As we can see in the above screenshot the hostname follows the desired pattern:

Also, the search domain inside the ‘/etc/resolv.conf’ file is ‘sanjaypsachdev.com’ due to the custom DHCP option set that we have assigned to the VPC.

Now let's try pinging the other EC2 instance (EC2–2) from inside the first EC2 instance (EC2–1). As we can see in the below screenshots, we can use the fully qualified domain name of the EC2 instance (EC2.sanjaypsachdev.com) or just the hostname (EC2) to ping the other EC2 instance. In the second case, it automatically appends the search domain to the EC2 instance hostname. The IP address that is used in both cases is the private IP address of that EC2 instance.

Now, let’s try to run the nslookup command using the hostname of the other EC2 instance.

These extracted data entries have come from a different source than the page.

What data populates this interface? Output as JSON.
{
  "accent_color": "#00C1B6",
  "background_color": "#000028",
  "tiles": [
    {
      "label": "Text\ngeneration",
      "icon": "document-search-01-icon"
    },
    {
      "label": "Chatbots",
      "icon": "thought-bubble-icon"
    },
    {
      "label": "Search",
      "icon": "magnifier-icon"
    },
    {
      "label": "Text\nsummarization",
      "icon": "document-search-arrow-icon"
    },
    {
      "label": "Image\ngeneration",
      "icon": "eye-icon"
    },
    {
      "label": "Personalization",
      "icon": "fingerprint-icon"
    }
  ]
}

As we can see in the above screenshot the DNS Server is located at the IP address that is the base VPC IP address + 2. Also, the IP address of ‘EC2–2' returned is the private IP address of that instance.

Conclusion

As we can see in the above demonstration, we can extend our corporate networks to AWS and reuse our corporate domain names for our EC2 instance hostnames, by creating custom DHCP option sets and also creating Route 53 hosted zones and associating them both with our VPCs. I hope this article has been useful and in case of any questions please reach out in the comments section. Thanks for reading.